Black Americans may be some 140 years from Logan’s “nadir,” but we are ever so close to many of the repressive elements that marked that period. Take for example, the recent presidential election in which we are learning more and more each day the extent to which voter suppression played a key role in the outcome. Much of this can be traced back to 2013 when the Supreme Court eviscerated the Voting Rights Act of 1965, and this decision was not at all unlike what happened with the Black disenfranchisement that occurred in the 1870s.

Even the bewildering Electoral College has precedent in the past and a direct connection to the Black experience when you consider it was utilized as a way to minimize the impact of the vote from the majority whites in the North at the time of the nation’s development and the framing of the Constitution. Rather than allow the northern vote to succeed, the white slaveholders in the South, particularly in Virginia in the 1790s, resorted to the three-fifths designation for their captives as defined by the Constitution, thereby giving them a larger population in the franchise and control of the government. In other words, when it came to the Black population, mainly the captives, the slaveholders wanted their body count to improve their numerical advantage but would have them uncounted when it came to taxation.

Donald Trump’s victory has also spurred the rise of reactionary, right-wing formations that, in many respects, resemble the hate groups that made Black life so perilous in the past. A recent convocation of the so-called alt-right, which is no less a euphemism for white supremacy than Trump’s slogan “Make America Great Again” was a call for white nationalism. What we are witnessing is a racist resurgence that portends devastating days ahead for Black Americans and other minorities. One look at Trump’s proposed cabinet, the surrogates who are ready carry out his ominous proposals, is enough to make us tremble at the thought.

We have learned, too, that the Ku Klux Klan is planning a major march in North Carolina Dec. 3, and nothing can be more alarming than to have them boldly on the streets in sheets as they were in the post-Reconstruction days—and nights. One great commentator on the times remarked that history repeats itself—“first time as tragedy, the second time as farce.”

Well, Trump and his minions are not a farce. They are the tragedy on the horizon and it’s good to see that some of our citizens have taken to the streets, more than serious about challenging some of his draconian plans. Trump has not even been sworn in, but already the police use of a water cannon against protesters at the Dakota Pipeline in freezing temperatures is a brutal harbinger.

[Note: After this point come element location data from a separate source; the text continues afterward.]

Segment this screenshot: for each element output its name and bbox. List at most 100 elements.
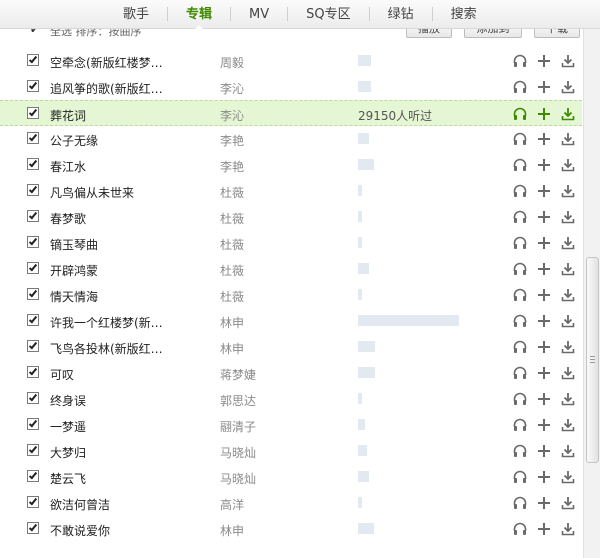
- add-icon[interactable]: [536, 495, 552, 511]
- listen-icon[interactable]: [512, 106, 528, 122]
- song-checkbox[interactable]: [27, 444, 39, 456]
- song-checkbox[interactable]: [27, 54, 39, 66]
- add-icon[interactable]: [536, 521, 552, 537]
- song-artist[interactable]: 高洋: [220, 496, 244, 513]
- song-artist[interactable]: 林申: [220, 314, 244, 331]
- add-icon[interactable]: [536, 391, 552, 407]
- song-artist[interactable]: 翮清子: [220, 418, 256, 435]
- song-checkbox[interactable]: [27, 340, 39, 352]
- song-checkbox[interactable]: [27, 184, 39, 196]
- listen-icon[interactable]: [512, 157, 528, 173]
- sort-label[interactable]: 排序：按曲序: [76, 29, 142, 38]
- download-icon[interactable]: [560, 469, 576, 485]
- song-title[interactable]: 春梦歌: [50, 210, 168, 227]
- download-icon[interactable]: [560, 287, 576, 303]
- listen-icon[interactable]: [512, 183, 528, 199]
- song-row[interactable]: 一梦遥 翮清子: [0, 412, 582, 438]
- song-row[interactable]: 空牵念(新版红楼梦… 周毅: [0, 48, 582, 74]
- download-icon[interactable]: [560, 79, 576, 95]
- listen-icon[interactable]: [512, 131, 528, 147]
- song-title[interactable]: 空牵念(新版红楼梦…: [50, 54, 168, 71]
- song-row[interactable]: 大梦归 马晓灿: [0, 438, 582, 464]
- listen-icon[interactable]: [512, 313, 528, 329]
- song-row[interactable]: 镝玉琴曲 杜薇: [0, 230, 582, 256]
- song-row[interactable]: 楚云飞 马晓灿: [0, 464, 582, 490]
- add-icon[interactable]: [536, 313, 552, 329]
- song-checkbox[interactable]: [27, 262, 39, 274]
- song-title[interactable]: 飞鸟各投林(新版红…: [50, 340, 168, 357]
- select-all-check[interactable]: ✔: [30, 29, 39, 36]
- listen-icon[interactable]: [512, 495, 528, 511]
- song-title[interactable]: 追风筝的歌(新版红…: [50, 80, 168, 97]
- song-title[interactable]: 开辟鸿蒙: [50, 262, 168, 279]
- song-row[interactable]: 终身误 郭思达: [0, 386, 582, 412]
- song-checkbox[interactable]: [27, 470, 39, 482]
- download-icon[interactable]: [560, 339, 576, 355]
- add-icon[interactable]: [536, 339, 552, 355]
- download-icon[interactable]: [560, 106, 576, 122]
- listen-icon[interactable]: [512, 417, 528, 433]
- song-title[interactable]: 许我一个红楼梦(新…: [50, 314, 168, 331]
- listen-icon[interactable]: [512, 339, 528, 355]
- listen-icon[interactable]: [512, 443, 528, 459]
- add-icon[interactable]: [536, 469, 552, 485]
- add-icon[interactable]: [536, 443, 552, 459]
- download-icon[interactable]: [560, 53, 576, 69]
- song-checkbox[interactable]: [27, 132, 39, 144]
- download-all-button[interactable]: 下载: [534, 29, 580, 38]
- song-title[interactable]: 情天情海: [50, 288, 168, 305]
- download-icon[interactable]: [560, 365, 576, 381]
- download-icon[interactable]: [560, 183, 576, 199]
- song-title[interactable]: 大梦归: [50, 444, 168, 461]
- listen-icon[interactable]: [512, 469, 528, 485]
- download-icon[interactable]: [560, 157, 576, 173]
- scrollbar-thumb[interactable]: [586, 257, 599, 463]
- song-title[interactable]: 一梦遥: [50, 418, 168, 435]
- song-title[interactable]: 葬花词: [50, 107, 168, 124]
- song-artist[interactable]: 杜薇: [220, 236, 244, 253]
- song-checkbox[interactable]: [27, 314, 39, 326]
- listen-icon[interactable]: [512, 521, 528, 537]
- add-icon[interactable]: [536, 183, 552, 199]
- song-checkbox[interactable]: [27, 418, 39, 430]
- song-checkbox[interactable]: [27, 522, 39, 534]
- song-row[interactable]: 凡鸟偏从未世来 杜薇: [0, 178, 582, 204]
- song-row[interactable]: 欲洁何曾洁 高洋: [0, 490, 582, 516]
- listen-icon[interactable]: [512, 261, 528, 277]
- song-row[interactable]: 春江水 李艳: [0, 152, 582, 178]
- song-artist[interactable]: 杜薇: [220, 288, 244, 305]
- song-checkbox[interactable]: [27, 210, 39, 222]
- song-title[interactable]: 春江水: [50, 158, 168, 175]
- download-icon[interactable]: [560, 391, 576, 407]
- play-button[interactable]: 播放: [406, 29, 452, 38]
- tab-mv[interactable]: MV: [231, 0, 287, 29]
- listen-icon[interactable]: [512, 79, 528, 95]
- add-icon[interactable]: [536, 53, 552, 69]
- tab-sq-zone[interactable]: SQ专区: [288, 0, 369, 29]
- song-row[interactable]: 葬花词 李沁 29150人听过: [0, 100, 582, 126]
- tab-search[interactable]: 搜索: [433, 0, 495, 29]
- song-row[interactable]: 情天情海 杜薇: [0, 282, 582, 308]
- song-checkbox[interactable]: [27, 236, 39, 248]
- song-title[interactable]: 凡鸟偏从未世来: [50, 184, 168, 201]
- song-title[interactable]: 镝玉琴曲: [50, 236, 168, 253]
- song-title[interactable]: 欲洁何曾洁: [50, 496, 168, 513]
- song-artist[interactable]: 林申: [220, 340, 244, 357]
- song-artist[interactable]: 杜薇: [220, 262, 244, 279]
- song-artist[interactable]: 郭思达: [220, 392, 256, 409]
- add-icon[interactable]: [536, 106, 552, 122]
- download-icon[interactable]: [560, 521, 576, 537]
- song-title[interactable]: 不敢说爱你: [50, 522, 168, 539]
- listen-icon[interactable]: [512, 53, 528, 69]
- add-icon[interactable]: [536, 365, 552, 381]
- tab-singers[interactable]: 歌手: [105, 0, 167, 29]
- song-title[interactable]: 楚云飞: [50, 470, 168, 487]
- song-title[interactable]: 可叹: [50, 366, 168, 383]
- song-checkbox[interactable]: [27, 158, 39, 170]
- song-checkbox[interactable]: [27, 80, 39, 92]
- song-artist[interactable]: 杜薇: [220, 184, 244, 201]
- song-row[interactable]: 不敢说爱你 林申: [0, 516, 582, 542]
- song-checkbox[interactable]: [27, 496, 39, 508]
- song-row[interactable]: 开辟鸿蒙 杜薇: [0, 256, 582, 282]
- download-icon[interactable]: [560, 261, 576, 277]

OK, as we’ve said before, past is prologue, and if the repressive measures are again on the agenda those forces of racism, retrenchment and reaction must be met with the civil disobedience, the marches and demonstrations that at least temporarily halted that resurgence, giving us time to assemble the ideas and citizenry to counter in the long run those who want to turn back the clock, flip the calendar and “Make America White Again!”